Either a list of multiply imputed datasets (each of them a dataframe), or an object of class ‘amelia’ created by Amelia II, or a single dataframe.

method

A character string specifying the model selection or model averaging technique: "criterion.average" for model averaging based on exponential AIC or BIC weights, "criterion.selection" for stepwise variable selection based on AIC or BIC or cross validation, "MMA" for Mallow's model averaging (only linear model), and "LASSO/LAE" for shrinkage estimation and averaging with LASSO (only linear model).

criterion

A character string specifying the model selection criterion used for criterion-based model selection/averaging; currently either "AIC" for Akaike's Information Criterion, "BIC" for the Bayes criterion of Schwarz, "BIC+" for the Bayes criterion of Schwarz with quicker model averaging based on the leaps algorithm of the BMA package, CV for the cross validation error (based on the squared loss function), or GCV for generalized cross validation.

B

An integer indicating the number of bootstrap replications to use (when inference = "+bootstrapping" is chosen).

X.org

A dataframe consisting of the original unimputed data (which needs to be specified when inference = "+bootstrapping" is chosen).

inference

A character string, either "standard" for applying multiple imputation combining rules upon the model selection/averaging estimates or "+bootstrapping" if additional bootstrap based inference is required. See reference section for more information.

missing.data

A character string, typically "imputed" when multiply imputed data are provided under X, or "CC" if a complete case analysis is desired, or "none" if there is no missing data.

var.remove

Either a vector of character strings or integers, specifying the variables or columns which are part of the data but not to be considered in the model selection/averaging procedure.

user.weights

A weight vector that is relevant to the analysis model.

candidate.models

A character string specifying whether for criterion based model selection/averaging all possible candidate models should be considered ("all"), or only candidate models with a limited amount of variables ("restricted","very restricted").

model.family

A character string specifying the model family, either "gaussian" for linear regression models, "binomial" for logistic regression models, "poisson" for Poisson regression models, or "coxph" for Cox's proportional hazards models.

add.factor

Either a vector of character strings or integers, specifying the variables which should be treated as categorical/factors in the analysis. Variables which are already defined to be factors in the data are detected automatically and do not necessarily need to be specified with this option.

add.interaction

A list of vectors of either character strings or integers, specifying the variables which should be added as interactions in the analysis model.

add.transformation

A vector of character strings, specifying transformations of variables which should be added to the analysis models.

ycol

A vector or integer specifying the variable(s) or column(s) which should be treated as outcome variable.

CI

A value greater than 0 and less than 1 specifying the confidence of the confidence interval.

kfold

An integer specifying kfold cross validation; to be used when applying shrinkage estimation (method="LASSO/LAE") or criterion CV.

id

A character vector or integer specifying the variable or column to be used for a random intercept in the analysis model.

use.stratum

A character vector or integer specifying the variable used as a stratum in Cox regression analysis.

report.exp

A logical value specifying whether exponentiated coefficients should be reported or not.

print.time

A logical value specifying whether analysis time and anticipated estimation time for bootstrap estimation should be printed.

print.warnings

A logical value specifying whether warnings and any other output from the function should be printed or not.

...

Further arguments to be passed, i.e. for functions lae, dredge from the MuMIn package or bic.glm and bic.surv from the BMA package.

Details

Model selection/averaging will be performed on each imputed dataset. The results will be combined according to formulae (7)-(10) in Schomaker and Heumann (CSDA, 2014), see References below for more details. If inference="+bootstrapping" is chosen, then the procedure described in Table 1 will be performed in addition to standard MI inference. For longitudinal data (specified via id) the bootstrap is based on the subject/person/id level. To obtain insightful results from bootstrap estimation B should be large, at least B>200 and plot.mami may be used.

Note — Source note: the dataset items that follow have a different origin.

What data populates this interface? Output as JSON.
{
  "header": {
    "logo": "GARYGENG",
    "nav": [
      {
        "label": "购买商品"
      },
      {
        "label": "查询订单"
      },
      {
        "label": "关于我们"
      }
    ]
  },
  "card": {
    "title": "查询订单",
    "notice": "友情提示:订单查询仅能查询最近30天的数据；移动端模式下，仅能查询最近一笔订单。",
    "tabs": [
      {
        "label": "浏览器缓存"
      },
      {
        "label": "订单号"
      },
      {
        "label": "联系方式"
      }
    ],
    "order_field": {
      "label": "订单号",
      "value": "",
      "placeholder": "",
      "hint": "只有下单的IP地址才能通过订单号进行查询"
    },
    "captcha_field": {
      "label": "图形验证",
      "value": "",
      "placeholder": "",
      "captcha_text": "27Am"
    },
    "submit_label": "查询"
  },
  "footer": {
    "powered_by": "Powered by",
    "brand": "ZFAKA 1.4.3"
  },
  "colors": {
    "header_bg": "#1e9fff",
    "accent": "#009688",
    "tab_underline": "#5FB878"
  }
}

Note that a variable will be formally selected if it is selected (by means of either model selection or averaging) in at least one imputed set of data, but its overall impact will depend on how often it is chosen. As a result, effects of variables which are not supported throughout imputed datasets and candidate models will simply be less pronounced. Variable importance measures based on model averaging weights are calculated for each imputed dataset and will then be averaged.

If method="criterion.average" is chosen and the number of variables is large, then computation time might be a burden and obtaining results can even become unfeasible. The reason for this is that for criterion based model averaging the implementation of package MuMIn is used, which considers all possible candidate models, that is 2^p different candidate models for p parameters to estimate. If it is clear that only a subset of variables are relevant then the options candidate.models="restricted/very restricted" may be useful which essentially specifies that only up to a half/fourth of the provided variables can be added to a single candidate model. However, this option should be used with caution. Alternatively criterion="BIC+" can be used which utilizes efficient Bayesian Model Averaging based on the leaps algorithm of package "BMA". Also, one may consider a model selection or averaging strategy not implemented here and combine estimates "by hand" according to formulae (7)-(10) in the cited reference below.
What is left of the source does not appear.